La presse, c’est aussi celle qui plus noblement, mais avec toujours plus de difficultés, poursuit sa mission d’investigation et d’information du public. F. Fillon en a fait l’amère expérience, lui le paragon de la vertu, du travail et de l’honnêteté, pris la main dans le pot de miel, mais d’autres encore comme la mise en lumière, plus que la mise à jour, déjà faite, du système Le Pen/FN.
C’est aussi le fact checking, pour éprouver et révéler les arrangements à la réalité et les gros mensonges de quelques-uns de nos éminents candidats à la présidentielle et de leurs équipes. Certes, « en politique, ce qui est cru est plus important que ce qui est vrai » pour reprendre Talleyrand, et les mensonges, une fois balancés, gagnent une existence que l’argumentation pour les dénoncer n’arrive pas toujours à annuler complétement. Durant cette campagne, un jeu du chat et de la souris s’est fait jour, où la rapidité de la transmission des informations doit permettre d’éviter de laisser le temps de les vérifier. Mais les alternative facts si chers à Donald Trump sont devenus un phénomène prenant une ampleur et une profondeur qui ne peuvent que nous inquiéter.
Un Mélenchon a fait un autre pari, celui d’une communication travaillée par et pour les réseaux sociaux, compensant par ces médias de moins en moins alternatifs un handicap d’accès aux médias traditionnels. La chose n’est pas anodine et devrait se multiplier dans tous les camps lors des prochaines échéances.
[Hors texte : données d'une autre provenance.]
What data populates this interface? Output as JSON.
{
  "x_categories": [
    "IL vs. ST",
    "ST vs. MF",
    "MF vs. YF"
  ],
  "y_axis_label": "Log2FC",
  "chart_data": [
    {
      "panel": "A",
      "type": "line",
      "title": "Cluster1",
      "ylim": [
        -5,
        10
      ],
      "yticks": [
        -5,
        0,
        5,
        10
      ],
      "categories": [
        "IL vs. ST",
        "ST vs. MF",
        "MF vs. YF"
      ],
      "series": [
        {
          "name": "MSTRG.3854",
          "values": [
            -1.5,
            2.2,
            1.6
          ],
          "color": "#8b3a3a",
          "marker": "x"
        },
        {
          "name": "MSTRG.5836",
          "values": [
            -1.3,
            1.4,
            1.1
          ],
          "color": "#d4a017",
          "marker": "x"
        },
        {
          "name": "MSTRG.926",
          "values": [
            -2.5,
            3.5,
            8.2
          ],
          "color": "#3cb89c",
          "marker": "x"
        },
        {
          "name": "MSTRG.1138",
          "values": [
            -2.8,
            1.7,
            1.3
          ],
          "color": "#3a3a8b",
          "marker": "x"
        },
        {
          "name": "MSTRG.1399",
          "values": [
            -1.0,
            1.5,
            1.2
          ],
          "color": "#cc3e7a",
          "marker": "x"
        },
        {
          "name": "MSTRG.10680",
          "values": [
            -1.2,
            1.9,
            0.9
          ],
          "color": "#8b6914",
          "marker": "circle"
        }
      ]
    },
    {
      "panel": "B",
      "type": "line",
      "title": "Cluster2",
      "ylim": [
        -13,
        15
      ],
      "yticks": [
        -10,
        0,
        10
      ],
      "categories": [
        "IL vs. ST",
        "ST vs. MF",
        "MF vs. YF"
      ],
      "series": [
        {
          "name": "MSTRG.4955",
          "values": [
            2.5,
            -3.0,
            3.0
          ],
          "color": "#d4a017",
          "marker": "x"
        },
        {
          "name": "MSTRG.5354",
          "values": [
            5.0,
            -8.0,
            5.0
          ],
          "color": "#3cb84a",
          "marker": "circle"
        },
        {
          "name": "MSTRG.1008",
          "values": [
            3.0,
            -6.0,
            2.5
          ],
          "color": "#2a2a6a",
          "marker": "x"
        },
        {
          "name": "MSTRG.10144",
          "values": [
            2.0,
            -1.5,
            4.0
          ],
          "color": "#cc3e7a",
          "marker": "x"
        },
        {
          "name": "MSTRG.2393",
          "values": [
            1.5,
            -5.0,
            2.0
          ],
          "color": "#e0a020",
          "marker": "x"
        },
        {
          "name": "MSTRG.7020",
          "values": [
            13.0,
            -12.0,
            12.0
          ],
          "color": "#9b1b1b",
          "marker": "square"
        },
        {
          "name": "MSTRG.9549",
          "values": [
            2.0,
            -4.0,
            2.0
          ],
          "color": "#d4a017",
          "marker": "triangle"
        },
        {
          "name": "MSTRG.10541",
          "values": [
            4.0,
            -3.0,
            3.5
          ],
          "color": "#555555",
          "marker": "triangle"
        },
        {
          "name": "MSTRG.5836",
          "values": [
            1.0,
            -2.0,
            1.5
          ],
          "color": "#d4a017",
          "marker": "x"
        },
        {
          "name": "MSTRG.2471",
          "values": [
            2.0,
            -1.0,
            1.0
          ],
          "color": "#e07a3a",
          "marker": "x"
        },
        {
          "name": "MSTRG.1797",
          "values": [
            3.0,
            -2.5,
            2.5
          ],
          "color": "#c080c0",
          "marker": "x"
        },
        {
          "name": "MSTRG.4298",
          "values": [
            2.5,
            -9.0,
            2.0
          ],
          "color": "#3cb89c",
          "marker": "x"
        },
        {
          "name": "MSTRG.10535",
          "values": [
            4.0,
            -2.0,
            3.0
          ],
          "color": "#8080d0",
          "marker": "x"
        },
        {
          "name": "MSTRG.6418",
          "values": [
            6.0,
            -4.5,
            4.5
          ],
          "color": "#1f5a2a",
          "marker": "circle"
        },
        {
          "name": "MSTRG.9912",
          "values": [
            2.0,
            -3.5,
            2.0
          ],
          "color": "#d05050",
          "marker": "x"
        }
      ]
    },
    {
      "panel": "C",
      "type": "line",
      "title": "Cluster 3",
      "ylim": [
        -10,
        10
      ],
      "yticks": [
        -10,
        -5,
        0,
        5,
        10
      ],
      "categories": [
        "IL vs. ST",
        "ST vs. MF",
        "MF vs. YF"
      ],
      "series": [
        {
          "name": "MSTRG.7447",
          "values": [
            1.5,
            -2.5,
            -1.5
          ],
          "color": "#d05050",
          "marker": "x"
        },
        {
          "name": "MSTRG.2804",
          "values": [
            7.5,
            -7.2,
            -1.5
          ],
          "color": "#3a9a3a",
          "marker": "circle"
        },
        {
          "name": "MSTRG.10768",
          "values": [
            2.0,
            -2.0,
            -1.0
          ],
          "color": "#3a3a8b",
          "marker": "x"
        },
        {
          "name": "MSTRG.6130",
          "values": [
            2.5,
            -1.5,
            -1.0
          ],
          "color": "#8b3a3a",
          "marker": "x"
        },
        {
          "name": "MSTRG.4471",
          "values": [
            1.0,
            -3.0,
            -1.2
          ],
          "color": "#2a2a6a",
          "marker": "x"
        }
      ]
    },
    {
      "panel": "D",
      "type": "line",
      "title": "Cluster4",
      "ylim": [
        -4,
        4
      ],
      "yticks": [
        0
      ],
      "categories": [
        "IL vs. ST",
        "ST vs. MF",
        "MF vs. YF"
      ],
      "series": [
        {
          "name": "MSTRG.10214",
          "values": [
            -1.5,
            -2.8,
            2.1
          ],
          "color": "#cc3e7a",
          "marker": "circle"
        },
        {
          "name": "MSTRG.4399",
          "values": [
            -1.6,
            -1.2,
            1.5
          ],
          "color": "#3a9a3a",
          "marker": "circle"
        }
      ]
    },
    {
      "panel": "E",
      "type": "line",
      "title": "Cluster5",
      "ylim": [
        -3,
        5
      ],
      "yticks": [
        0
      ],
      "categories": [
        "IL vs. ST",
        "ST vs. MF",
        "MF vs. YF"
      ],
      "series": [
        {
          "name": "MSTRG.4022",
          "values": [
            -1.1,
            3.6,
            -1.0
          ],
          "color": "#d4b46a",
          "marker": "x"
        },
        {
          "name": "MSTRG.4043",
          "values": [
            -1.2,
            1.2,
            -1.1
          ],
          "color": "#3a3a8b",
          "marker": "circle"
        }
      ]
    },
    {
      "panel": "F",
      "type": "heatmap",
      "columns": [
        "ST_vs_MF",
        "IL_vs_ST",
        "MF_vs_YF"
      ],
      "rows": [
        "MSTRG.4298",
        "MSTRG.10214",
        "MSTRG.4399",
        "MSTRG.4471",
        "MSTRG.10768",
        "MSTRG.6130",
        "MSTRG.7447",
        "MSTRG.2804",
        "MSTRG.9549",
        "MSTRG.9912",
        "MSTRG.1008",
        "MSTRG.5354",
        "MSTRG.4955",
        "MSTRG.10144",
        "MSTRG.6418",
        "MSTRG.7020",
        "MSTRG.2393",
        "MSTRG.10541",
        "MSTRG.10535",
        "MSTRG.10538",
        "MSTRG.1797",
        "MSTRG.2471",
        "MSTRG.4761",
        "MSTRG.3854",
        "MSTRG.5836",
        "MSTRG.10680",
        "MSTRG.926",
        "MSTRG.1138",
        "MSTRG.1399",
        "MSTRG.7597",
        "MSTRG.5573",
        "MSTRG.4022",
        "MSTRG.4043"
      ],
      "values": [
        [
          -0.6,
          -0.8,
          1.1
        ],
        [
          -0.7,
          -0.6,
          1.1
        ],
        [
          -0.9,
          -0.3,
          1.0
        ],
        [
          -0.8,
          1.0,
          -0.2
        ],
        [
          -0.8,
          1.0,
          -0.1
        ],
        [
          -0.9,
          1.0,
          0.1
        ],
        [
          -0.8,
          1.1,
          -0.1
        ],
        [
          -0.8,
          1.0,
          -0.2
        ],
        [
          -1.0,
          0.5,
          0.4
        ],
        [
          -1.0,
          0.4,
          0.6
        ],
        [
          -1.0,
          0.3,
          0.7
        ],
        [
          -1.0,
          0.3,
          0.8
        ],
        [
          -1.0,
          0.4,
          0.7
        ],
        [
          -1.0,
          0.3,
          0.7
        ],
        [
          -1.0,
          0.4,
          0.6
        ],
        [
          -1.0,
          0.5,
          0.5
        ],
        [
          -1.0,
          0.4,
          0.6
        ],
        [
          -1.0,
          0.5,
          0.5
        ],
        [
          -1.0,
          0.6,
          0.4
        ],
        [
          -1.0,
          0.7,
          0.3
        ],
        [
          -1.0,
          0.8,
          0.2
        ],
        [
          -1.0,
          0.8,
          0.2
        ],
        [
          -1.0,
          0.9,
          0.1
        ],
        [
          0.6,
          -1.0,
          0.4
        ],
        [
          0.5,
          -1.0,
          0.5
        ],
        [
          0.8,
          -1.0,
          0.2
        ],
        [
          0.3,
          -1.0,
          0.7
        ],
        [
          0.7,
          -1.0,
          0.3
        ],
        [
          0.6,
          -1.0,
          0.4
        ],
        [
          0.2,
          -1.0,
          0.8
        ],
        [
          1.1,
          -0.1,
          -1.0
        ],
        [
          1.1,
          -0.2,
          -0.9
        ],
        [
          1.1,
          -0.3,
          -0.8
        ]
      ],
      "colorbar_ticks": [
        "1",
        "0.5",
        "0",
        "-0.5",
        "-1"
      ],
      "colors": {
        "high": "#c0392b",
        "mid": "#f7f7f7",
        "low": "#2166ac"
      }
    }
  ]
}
Si la diffusion de l’imprimerie a permis une première révolution, celle de la démocratisation de l’information et que la révolution numérique en cours parait démultiplier la première invention de l’imprimerie, il apparaît néanmoins que les informations et les connaissances disponibles ne permettent plus à un esprit humain de digérer le flot de données. Pire, les algorithmes, censés nous rendre la vie plus belle, nous conduisent à une impasse par certains aspects, celui de nous conforter dans nos croyances en sélectionnant plus particulièrement les champs d’intérêts que nous exprimons, au point que nous ne prenons plus la peine de connaître le point de vue des autres. La rencontre des idées, le débat ont aujourd’hui les espaces existants, mais l’avalanche d’information et les algorithmes annulent les effets positifs d’une telle révolution, tuant dans l’œuf une promesse de pluralisme que permettrait la facilité de diffusion de l’expression par le support numérique.
Que ce soit en Europe, aux Etats-unis ou dans d’autres coins du monde, la société de l’information totale présente les deux faces de la médaille du progrès : un vrai levier et potentiel de changement et une dérive aux conséquences mortifères.
La bataille des années à venir sera de permettre à tout un chacun de bénéficier d’une éducation à l’accès à l’information, pour permettre d’aiguiser un sens critique, aiguillon nécessaire de la construction raisonnée d’une opinion. C’est une nécessité sous peine de se retrouver dans un alternative world submergé par les alternative facts.